Aug. 11th, 2006

telerib: (Default)
1) Sloppy work
2) Pain
3) Sloppy work resulting in pain

Well, why shouldn't I go to give blood right before my vacation? I mean, I've been giving regularly for five years now with only one awful stick (and that was, I think, mostly me: wedding stress + dissertation stress + PMS = zero pain tolerance) and one uncomfortable one. Mostly, I'm in, I'm stuck, I'm out. Heck, they've even convinced me to be a platlet donor, and that's a stick in both arms. No problem.

My arm still hurts. Not in an "Oh my God the PAIN" sort of way; really, just an ache. No biggie. But see #3, above. It should not hurt at all. Weirdest and worst, when I took the bandage off last night, the thing reopened. That's never happened before.

I've been told that I have good veins. Maybe that's just the sort of thing phlebotomists tell people as an off-handed insincere compliment, but better than 9 times out of 10, they seem to have no problem getting the damn needle where it's supposed to go. *grumblegrowlspit* Lady with the Dark Curly Hair and Glasses: You do not touch me again. Got it?

Weirdo

Aug. 11th, 2006 02:59 pm
telerib: (Default)
So I'm drivin'.

Where I live, there's a right hand turn-only lane that extends a good half-mile or so down a major road. There are no concrete barriers to enforce the turn-only at lights, and many people ignore the restriction. I don't. It's sloppy. (See 'Things That Make Me Mad #1,' below.) But I can generally accept that other people do, and it's one of the boneheaded things I look for before changing lanes. Because invariably, I want to be in that right hand lane after it's done being turn-only.

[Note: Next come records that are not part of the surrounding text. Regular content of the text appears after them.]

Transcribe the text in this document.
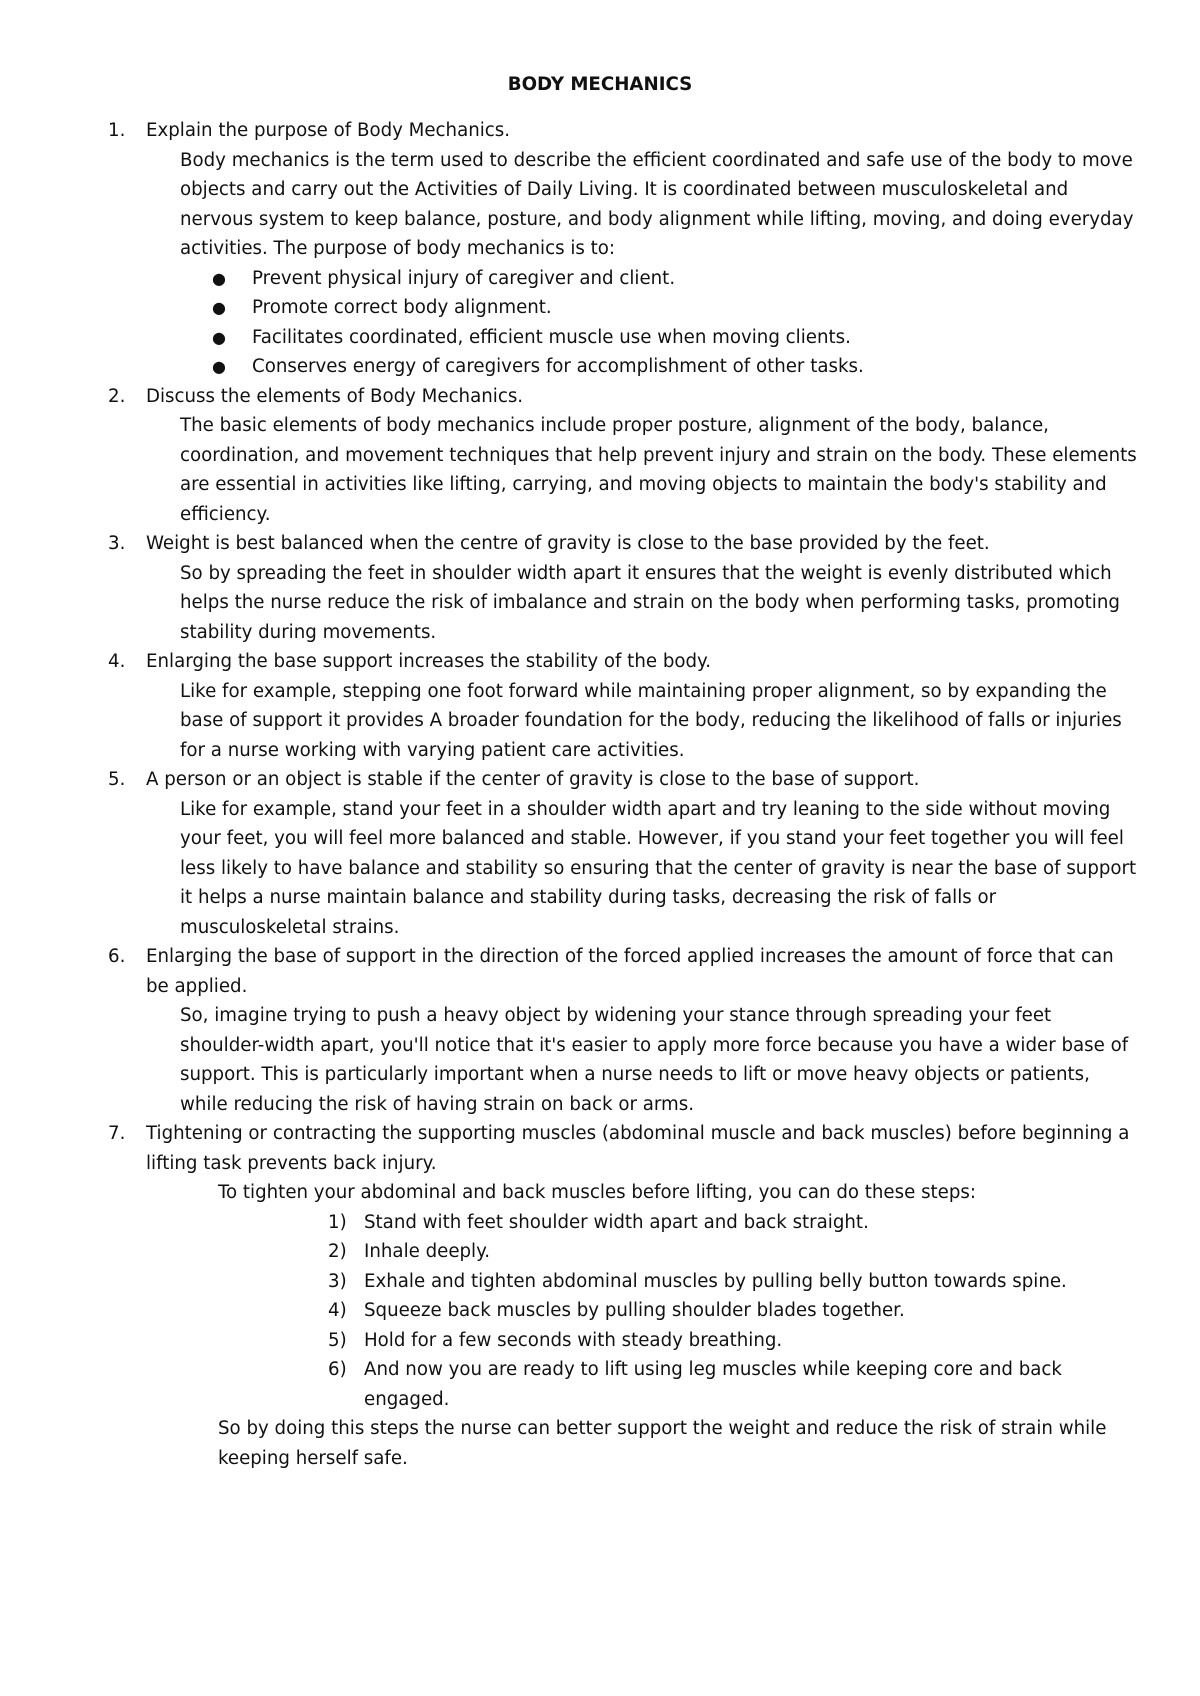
BODY MECHANICS
1. Explain the purpose of Body Mechanics.
Body mechanics is the term used to describe the efficient coordinated and safe use of the body to move objects and carry out the Activities of Daily Living. It is coordinated between musculoskeletal and nervous system to keep balance, posture, and body alignment while lifting, moving, and doing everyday activities. The purpose of body mechanics is to:
● Prevent physical injury of caregiver and client.
● Promote correct body alignment.
● Facilitates coordinated, efficient muscle use when moving clients.
● Conserves energy of caregivers for accomplishment of other tasks.
2. Discuss the elements of Body Mechanics.
The basic elements of body mechanics include proper posture, alignment of the body, balance, coordination, and movement techniques that help prevent injury and strain on the body. These elements are essential in activities like lifting, carrying, and moving objects to maintain the body's stability and efficiency.
3. Weight is best balanced when the centre of gravity is close to the base provided by the feet.
So by spreading the feet in shoulder width apart it ensures that the weight is evenly distributed which helps the nurse reduce the risk of imbalance and strain on the body when performing tasks, promoting stability during movements.
4. Enlarging the base support increases the stability of the body.
Like for example, stepping one foot forward while maintaining proper alignment, so by expanding the base of support it provides A broader foundation for the body, reducing the likelihood of falls or injuries for a nurse working with varying patient care activities.
5. A person or an object is stable if the center of gravity is close to the base of support.
Like for example, stand your feet in a shoulder width apart and try leaning to the side without moving your feet, you will feel more balanced and stable. However, if you stand your feet together you will feel less likely to have balance and stability so ensuring that the center of gravity is near the base of support it helps a nurse maintain balance and stability during tasks, decreasing the risk of falls or musculoskeletal strains.
6. Enlarging the base of support in the direction of the forced applied increases the amount of force that can be applied.
So, imagine trying to push a heavy object by widening your stance through spreading your feet shoulder-width apart, you'll notice that it's easier to apply more force because you have a wider base of support. This is particularly important when a nurse needs to lift or move heavy objects or patients, while reducing the risk of having strain on back or arms.
7. Tightening or contracting the supporting muscles (abdominal muscle and back muscles) before beginning a lifting task prevents back injury.
To tighten your abdominal and back muscles before lifting, you can do these steps:
1) Stand with feet shoulder width apart and back straight.
2) Inhale deeply.
3) Exhale and tighten abdominal muscles by pulling belly button towards spine.
4) Squeeze back muscles by pulling shoulder blades together.
5) Hold for a few seconds with steady breathing.
6) And now you are ready to lift using leg muscles while keeping core and back engaged.
So by doing this steps the nurse can better support the weight and reduce the risk of strain while keeping herself safe.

So I look, and there's a guy doing about 50% better than the speed limit coming up behind me. Yeah, whatever. I put on my turn signal, intended to wait until he blows by and then get over. The intention is important, because it means I'm fairly certain I didn't pull a simultaneous signal-and-drift.

To my immense surprise, this guy puts on his blinker to get into my lane. "What forethought!" I thought to myself. "He realizes that when my speed limit-following butt is in his lane, he can go faster if he is in my lane, because there is a big empty space in front of me. And now I can get over faster." So we do this little piece of car ballet, and all seems right with the world. He zooms on up ahead to the red light, where he has to stop anyway. And changes lanes again, so that he's in front of me.

And then he gives me the finger. Uh, dude? You need to cut back on the salt, or the caffine, or the crack, or something. Not everyone is as lousy a driver as you are. Some of us have a self-preservation instinct.

Apparently, he believed that my turn signal was a death-match challenge, and that I intended to cut his speeding butt off. Maybe turn signals are suffciently rare that I startled him with it? And the finger was like some sort of frilled lizard defensive display, to scare off my turn signalling car?